Dan di dalamnya dari hadits mursal Abdul Malik bin Umair bahwa Rasulullah saw berkata : “Aku membaca satu surat di hadapan kalian. Maka barangsiapa yang menangis, maka dia akan mendapatkan surga. Dan jika tidak bisa, maka berpura-puralah menangis”.
Di dalam musnad Abu Ya’la ada sebuah hadits :
اِقْرَؤُوا الْقُرْآنَ بِالْحُزْنِ فَإِنَّهُ نَزَلَ بِالْحُزْنِ
“Bacalah Al Qur’an dengan kesedihan.
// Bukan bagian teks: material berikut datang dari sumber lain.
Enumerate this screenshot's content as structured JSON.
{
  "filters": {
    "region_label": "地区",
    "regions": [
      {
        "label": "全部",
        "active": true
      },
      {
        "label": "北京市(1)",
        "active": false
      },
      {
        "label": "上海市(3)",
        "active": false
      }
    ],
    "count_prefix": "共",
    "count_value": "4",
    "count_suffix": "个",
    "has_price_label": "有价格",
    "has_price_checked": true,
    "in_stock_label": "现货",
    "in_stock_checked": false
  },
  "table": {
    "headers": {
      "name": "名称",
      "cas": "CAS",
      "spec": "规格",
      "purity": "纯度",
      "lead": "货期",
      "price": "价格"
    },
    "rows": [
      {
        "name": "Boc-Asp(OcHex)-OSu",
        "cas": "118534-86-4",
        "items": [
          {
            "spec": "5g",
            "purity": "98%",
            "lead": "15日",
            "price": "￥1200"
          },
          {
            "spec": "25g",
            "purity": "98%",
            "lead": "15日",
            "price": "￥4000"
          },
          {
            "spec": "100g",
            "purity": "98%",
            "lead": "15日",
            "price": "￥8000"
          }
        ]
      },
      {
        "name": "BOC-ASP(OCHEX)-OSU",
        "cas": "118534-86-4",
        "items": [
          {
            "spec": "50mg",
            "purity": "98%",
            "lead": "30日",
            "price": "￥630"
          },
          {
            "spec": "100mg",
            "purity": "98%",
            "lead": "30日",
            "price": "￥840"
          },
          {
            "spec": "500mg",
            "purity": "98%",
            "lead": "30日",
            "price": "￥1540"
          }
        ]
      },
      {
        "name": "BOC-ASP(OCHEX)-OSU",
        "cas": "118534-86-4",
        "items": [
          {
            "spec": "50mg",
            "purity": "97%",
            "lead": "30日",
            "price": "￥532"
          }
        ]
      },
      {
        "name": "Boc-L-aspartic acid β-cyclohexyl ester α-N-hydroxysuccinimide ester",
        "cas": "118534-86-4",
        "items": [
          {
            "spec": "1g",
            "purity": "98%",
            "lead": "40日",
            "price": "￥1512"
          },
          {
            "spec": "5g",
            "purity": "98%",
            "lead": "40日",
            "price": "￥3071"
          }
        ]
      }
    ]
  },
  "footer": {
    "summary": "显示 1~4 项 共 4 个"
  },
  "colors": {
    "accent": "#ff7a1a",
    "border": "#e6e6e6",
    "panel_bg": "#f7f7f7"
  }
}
Sesungguhnya Al Qur’an itu turun dengan kesedihan”.
Menurut riwayat Thabrani : “Manusia yang paling baik bacaannya adalah orang yang jika membaca Al Qur’an, maka dia akan berusaha untuk bersedih”.
Dikatakan dalam Syarah Muhadzab : “Cara agar bisa menangis adalah dengan memperhatikan ancaman-ancaman yang dibacanya, perjanjian-perjanjian yang ada di dalamnya. Kemudian dia memikirkan kekuarangannya pada hal-hal itu. Jika pada waktu memikirkan hal itu dia masih tidak dapat bersedih dan menangis, maka hendaklah dia menangis karena tidak dapat melakukan hal itu. Sesungguhnya hal itu adalah termasuk musibah”.